Triangular companion to the main panel. This has about 30 cups.
Although largely turf-covered, can this really be the rock described in the Beckensall Archive as a boulder with 16 cups? It has over 50. Does the archive panel lie elsewhere?
Stone-setting close to the sheepfold.
?Cist or ?sheep-dip close to the sheepfold looking over the site of the cup-marked rock.
Second cup-marked rock, just N of the first.
Cup-marked rock; showing extent of turf cover.
Cup-marked rock; view W to sheepfold. Grindon Wood in middle- and Sewing Shields in far-distance.
Cup-marked rock.
View E from middle cairn.
E’most round cairn; view to SE.
E’most round cairn above Settlingstones Burn; view NE towards Two Woods. One of the large boulders near its apex is highly eroded and may have had cup marks.
Visited this site just south of Hadrian’s Wall at Shield on the Wall to look for a cup-marked boulder given in the Beckensall Archive as ‘Round Cairns west of Middle House’. According to the Archive, an English Heritage Field Warden had found a boulder with 16 cup-marks as part of the round cairns but only an approximate grid reference is given and no photographs. Although the moor is access land, getting to the site is problematical due to difficult car parking on the Military Road and a walk of about 1 mile over rough tussocky and often boggy terrain. Three round cairns dated to the Bronze Age stand on a slight ridge just south of Settlingstones Burn.

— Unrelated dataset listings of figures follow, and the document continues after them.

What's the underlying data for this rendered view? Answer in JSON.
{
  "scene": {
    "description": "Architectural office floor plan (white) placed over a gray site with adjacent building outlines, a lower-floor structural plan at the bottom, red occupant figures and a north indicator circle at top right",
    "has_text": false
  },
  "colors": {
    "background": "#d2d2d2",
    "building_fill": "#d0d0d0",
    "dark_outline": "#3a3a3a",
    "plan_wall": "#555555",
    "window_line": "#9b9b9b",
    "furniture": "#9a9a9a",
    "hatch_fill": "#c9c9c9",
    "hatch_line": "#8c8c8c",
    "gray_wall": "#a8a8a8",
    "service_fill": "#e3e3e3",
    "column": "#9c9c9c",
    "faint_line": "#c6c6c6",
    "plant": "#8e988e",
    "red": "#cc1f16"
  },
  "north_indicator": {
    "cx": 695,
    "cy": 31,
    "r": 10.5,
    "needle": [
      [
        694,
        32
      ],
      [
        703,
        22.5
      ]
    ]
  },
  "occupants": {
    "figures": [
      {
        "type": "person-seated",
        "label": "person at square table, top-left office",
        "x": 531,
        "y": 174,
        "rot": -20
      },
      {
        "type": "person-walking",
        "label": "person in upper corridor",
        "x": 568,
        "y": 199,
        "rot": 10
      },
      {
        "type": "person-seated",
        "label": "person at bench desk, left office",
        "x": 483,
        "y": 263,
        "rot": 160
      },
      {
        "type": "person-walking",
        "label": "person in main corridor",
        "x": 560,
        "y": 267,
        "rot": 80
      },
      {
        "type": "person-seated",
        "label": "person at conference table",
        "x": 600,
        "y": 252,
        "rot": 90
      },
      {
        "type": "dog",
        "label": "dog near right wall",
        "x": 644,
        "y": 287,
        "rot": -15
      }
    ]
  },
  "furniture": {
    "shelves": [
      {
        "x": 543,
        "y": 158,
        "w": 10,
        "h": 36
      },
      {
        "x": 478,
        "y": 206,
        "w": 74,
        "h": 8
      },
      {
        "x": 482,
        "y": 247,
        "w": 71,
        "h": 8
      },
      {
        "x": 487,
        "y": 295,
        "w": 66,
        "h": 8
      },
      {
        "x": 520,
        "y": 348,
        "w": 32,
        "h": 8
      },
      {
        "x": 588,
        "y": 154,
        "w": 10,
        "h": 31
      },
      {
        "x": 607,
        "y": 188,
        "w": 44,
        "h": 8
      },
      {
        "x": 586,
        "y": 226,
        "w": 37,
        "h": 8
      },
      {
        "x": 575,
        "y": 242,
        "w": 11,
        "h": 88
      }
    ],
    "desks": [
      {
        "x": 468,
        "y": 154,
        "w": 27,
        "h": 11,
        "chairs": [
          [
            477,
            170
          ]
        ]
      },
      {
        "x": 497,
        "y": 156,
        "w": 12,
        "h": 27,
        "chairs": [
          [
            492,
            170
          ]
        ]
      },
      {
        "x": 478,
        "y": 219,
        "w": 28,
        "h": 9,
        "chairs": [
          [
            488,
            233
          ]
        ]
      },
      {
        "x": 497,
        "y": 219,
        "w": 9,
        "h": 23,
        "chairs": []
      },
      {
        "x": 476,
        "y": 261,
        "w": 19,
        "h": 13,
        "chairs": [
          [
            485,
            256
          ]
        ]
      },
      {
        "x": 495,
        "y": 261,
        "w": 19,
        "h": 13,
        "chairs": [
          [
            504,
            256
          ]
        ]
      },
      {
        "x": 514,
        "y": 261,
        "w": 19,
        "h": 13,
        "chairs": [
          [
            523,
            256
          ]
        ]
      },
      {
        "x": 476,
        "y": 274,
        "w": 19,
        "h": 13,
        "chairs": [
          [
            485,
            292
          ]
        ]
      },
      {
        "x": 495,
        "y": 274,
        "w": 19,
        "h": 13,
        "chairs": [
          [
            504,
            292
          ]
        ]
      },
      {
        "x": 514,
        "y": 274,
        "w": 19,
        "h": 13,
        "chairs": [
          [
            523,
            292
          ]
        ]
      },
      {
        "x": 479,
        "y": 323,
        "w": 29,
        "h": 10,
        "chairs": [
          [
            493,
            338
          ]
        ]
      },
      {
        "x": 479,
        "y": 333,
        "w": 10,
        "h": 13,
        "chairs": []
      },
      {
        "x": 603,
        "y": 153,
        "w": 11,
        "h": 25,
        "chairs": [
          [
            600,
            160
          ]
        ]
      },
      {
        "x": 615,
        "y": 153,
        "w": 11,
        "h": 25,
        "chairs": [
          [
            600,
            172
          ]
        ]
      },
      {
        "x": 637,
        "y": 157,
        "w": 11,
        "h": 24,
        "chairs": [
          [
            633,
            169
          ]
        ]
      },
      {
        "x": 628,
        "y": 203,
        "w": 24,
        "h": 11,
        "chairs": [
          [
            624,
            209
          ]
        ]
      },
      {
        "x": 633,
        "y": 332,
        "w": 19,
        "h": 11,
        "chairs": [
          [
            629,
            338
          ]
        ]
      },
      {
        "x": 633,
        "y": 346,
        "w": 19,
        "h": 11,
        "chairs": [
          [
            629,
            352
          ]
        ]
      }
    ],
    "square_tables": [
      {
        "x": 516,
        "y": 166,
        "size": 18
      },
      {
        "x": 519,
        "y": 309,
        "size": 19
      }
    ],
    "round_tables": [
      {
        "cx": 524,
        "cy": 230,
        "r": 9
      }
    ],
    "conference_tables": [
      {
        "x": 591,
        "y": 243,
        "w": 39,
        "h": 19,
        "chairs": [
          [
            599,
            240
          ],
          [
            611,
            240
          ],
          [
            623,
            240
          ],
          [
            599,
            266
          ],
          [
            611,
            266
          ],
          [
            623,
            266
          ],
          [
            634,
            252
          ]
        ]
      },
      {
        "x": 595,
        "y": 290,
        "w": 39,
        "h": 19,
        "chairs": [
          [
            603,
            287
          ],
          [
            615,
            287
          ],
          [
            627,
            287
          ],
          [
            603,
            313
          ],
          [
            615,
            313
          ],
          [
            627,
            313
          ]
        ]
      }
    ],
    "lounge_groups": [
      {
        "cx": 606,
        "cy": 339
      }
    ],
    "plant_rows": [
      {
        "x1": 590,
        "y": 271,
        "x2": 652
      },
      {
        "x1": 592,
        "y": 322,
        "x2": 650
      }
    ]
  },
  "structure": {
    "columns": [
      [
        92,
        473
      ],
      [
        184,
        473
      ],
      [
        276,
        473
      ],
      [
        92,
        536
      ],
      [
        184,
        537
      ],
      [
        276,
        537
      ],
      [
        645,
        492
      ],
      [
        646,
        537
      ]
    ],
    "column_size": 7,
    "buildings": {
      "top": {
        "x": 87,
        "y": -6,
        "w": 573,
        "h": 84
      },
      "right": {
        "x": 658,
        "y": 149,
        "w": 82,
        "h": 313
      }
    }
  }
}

Keys to the Past describes them as being between 8 and 10m in diameter and 1m high with one disturbed in the centre due to excavation, but I found the archaeology difficult to interpret on the ground. After a search of the numerous boulders, I eventually found a cup-marked stone, mostly turf-covered, about 40m east of the sheepfold fairly close to a stone setting which might indicate the original centre of one of the cairns. A second cup-marked rock can be found about 1m north of the first rock.